# Problems with a Boomer 50



## jhngardner367 (Apr 5, 2011)

So,we have a boomer 50,at work,that is giving problems.
It won't lift anything heavier than a bucket of dirt.
Won't even lift it's front wheels off the ground!
Also, the left front drive went out,in February,and after 4 months,it started clicking,in 4wd,and now has a rythmic "clunk",even when it's in 2wd.
Any ideas,on it?


----------



## Hoodoo Valley (Nov 14, 2006)

Sounds like the hydraulics are sucking air or there is air in the system, I bet Pump guy would have a better idea if it could be the pump itself.
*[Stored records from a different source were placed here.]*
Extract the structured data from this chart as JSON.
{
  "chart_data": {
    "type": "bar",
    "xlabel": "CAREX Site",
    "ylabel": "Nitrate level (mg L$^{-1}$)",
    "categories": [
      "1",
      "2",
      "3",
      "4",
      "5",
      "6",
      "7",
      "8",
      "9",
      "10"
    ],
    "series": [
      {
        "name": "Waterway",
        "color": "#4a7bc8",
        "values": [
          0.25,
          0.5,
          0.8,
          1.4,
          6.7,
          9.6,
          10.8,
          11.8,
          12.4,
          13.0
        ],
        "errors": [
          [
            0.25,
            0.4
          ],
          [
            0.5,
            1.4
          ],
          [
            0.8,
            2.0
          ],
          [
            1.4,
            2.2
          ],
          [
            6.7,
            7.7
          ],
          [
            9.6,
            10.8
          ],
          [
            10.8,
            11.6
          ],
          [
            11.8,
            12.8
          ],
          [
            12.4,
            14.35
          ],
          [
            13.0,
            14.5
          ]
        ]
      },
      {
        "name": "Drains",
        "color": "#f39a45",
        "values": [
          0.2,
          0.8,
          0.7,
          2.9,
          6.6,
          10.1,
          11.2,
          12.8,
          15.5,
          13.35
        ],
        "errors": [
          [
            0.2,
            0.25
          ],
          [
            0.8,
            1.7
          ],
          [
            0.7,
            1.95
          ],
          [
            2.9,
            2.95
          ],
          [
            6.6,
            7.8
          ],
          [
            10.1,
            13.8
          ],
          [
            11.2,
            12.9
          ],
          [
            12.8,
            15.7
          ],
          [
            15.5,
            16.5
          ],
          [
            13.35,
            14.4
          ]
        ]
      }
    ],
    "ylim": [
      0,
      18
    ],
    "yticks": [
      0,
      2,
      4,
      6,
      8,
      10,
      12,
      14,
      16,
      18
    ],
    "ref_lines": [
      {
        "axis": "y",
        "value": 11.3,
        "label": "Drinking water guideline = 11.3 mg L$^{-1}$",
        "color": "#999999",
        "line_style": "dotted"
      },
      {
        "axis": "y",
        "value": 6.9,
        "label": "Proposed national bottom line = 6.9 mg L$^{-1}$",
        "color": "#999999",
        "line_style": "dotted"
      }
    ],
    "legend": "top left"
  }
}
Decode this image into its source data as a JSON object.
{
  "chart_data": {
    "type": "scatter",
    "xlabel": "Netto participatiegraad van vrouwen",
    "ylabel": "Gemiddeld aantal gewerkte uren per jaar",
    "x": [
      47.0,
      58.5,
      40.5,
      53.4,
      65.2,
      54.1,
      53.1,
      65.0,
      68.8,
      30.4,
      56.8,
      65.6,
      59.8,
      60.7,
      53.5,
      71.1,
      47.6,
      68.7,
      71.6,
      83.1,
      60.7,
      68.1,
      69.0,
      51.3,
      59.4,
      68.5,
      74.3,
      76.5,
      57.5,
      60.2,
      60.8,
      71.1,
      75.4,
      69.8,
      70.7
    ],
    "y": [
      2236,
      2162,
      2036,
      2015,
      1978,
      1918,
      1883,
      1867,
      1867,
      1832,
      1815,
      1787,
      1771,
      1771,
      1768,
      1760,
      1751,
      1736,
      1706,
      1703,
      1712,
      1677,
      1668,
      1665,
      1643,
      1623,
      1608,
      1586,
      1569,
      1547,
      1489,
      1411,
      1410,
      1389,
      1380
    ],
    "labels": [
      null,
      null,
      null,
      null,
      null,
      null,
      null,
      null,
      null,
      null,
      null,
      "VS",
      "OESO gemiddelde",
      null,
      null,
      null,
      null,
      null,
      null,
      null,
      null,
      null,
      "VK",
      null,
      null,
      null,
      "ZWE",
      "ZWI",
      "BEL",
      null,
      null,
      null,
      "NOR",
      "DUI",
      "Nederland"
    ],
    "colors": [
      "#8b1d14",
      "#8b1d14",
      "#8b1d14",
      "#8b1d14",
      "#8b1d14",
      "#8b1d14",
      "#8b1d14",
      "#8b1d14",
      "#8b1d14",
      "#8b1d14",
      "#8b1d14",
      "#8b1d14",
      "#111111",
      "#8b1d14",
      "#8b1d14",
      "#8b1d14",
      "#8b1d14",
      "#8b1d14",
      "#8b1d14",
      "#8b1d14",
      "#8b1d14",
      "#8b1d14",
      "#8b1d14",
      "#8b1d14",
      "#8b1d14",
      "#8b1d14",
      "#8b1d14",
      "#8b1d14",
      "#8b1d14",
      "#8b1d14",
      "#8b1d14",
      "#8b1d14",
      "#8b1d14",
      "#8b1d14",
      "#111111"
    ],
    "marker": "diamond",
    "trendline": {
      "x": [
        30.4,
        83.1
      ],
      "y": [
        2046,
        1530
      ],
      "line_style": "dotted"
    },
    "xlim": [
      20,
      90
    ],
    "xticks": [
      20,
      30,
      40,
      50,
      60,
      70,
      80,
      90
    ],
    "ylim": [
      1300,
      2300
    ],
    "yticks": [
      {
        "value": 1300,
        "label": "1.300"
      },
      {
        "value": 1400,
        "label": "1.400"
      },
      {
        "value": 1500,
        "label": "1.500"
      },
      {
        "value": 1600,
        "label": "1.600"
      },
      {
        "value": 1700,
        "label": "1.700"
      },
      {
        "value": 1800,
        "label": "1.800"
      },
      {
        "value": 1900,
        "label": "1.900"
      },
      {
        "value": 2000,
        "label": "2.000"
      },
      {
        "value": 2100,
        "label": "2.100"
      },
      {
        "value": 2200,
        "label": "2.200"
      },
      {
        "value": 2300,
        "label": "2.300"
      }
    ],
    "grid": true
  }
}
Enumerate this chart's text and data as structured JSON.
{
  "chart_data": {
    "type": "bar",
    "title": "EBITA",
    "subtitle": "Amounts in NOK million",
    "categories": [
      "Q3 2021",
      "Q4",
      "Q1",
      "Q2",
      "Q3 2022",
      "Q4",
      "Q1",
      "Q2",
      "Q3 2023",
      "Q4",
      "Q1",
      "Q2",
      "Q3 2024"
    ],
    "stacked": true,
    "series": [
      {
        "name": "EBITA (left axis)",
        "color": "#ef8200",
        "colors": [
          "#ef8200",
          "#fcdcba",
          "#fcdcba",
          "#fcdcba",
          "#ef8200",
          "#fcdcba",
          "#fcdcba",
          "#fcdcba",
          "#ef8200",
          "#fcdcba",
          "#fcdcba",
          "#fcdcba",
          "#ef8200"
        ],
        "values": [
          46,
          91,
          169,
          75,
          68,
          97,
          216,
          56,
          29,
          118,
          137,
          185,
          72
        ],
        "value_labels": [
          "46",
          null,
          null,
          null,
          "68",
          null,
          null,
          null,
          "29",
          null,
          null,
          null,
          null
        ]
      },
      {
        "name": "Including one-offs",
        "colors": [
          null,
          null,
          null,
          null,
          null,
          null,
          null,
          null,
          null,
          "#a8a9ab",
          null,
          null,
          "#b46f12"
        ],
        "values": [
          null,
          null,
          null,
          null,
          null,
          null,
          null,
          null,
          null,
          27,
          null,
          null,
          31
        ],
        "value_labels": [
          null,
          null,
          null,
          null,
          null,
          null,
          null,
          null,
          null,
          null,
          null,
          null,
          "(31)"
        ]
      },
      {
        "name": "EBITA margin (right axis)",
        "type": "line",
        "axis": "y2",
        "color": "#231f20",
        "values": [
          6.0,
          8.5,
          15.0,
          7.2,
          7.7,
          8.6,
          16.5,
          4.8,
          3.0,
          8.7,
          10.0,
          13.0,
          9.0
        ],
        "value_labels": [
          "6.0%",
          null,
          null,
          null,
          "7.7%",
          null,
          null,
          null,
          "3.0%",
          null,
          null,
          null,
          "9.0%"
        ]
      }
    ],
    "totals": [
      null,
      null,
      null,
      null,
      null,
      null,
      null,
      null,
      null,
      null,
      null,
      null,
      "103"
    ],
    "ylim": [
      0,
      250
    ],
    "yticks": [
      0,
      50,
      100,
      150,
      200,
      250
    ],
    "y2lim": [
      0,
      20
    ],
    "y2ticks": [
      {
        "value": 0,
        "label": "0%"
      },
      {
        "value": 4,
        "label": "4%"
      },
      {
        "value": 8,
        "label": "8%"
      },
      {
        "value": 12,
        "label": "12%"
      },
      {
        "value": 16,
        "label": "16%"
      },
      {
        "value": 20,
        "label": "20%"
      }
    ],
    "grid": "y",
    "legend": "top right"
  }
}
I have no idea on the 4 wheel drive but it sounds like money.


----------



## PJ161 (Sep 12, 2016)

I was looking at one when they first came out, but it wasn't big enough to do what I wanted. Now, from what I've been reading, their having a few problems with some of the Boomers in the hydraulics, also poor fitting front loader buckets and loose pins. One site reported 40 different problems accumulated from various owners, not a good sign. PJ


----------



## paul farrow (May 21, 2019)

PJ161 said:


> I was looking at one when they first came out, but it wasn't big enough to do what I wanted. Now, from what I've been reading, their having a few problems with some of the Boomers in the hydraulics, also poor fitting front loader buckets and loose pins. One site reported 40 different problems accumulated from various owners, not a good sign. PJ


I have a 2017 boomer 24 exhaust cracks- welded it up after the second cracked- hydraulic leaks (took the flat washer out of all connections(seems to work) now I have starting problems.. (not happy I should of bought a Kubota)


----------



## RC Wells (Dec 26, 2008)

Fiat, ouch! If the hydraulics are low on pressure it is most often from a blown three point piston seal. 
The front axles strip the gears on the end of the drive from the differential, on the vertical pinion shaft, and on the short shaft to the wheel. But, only if you use them in four wheel drive with a load on the bucket, or attempt to pull a heavy load in four wheel drive on firm ground.


----------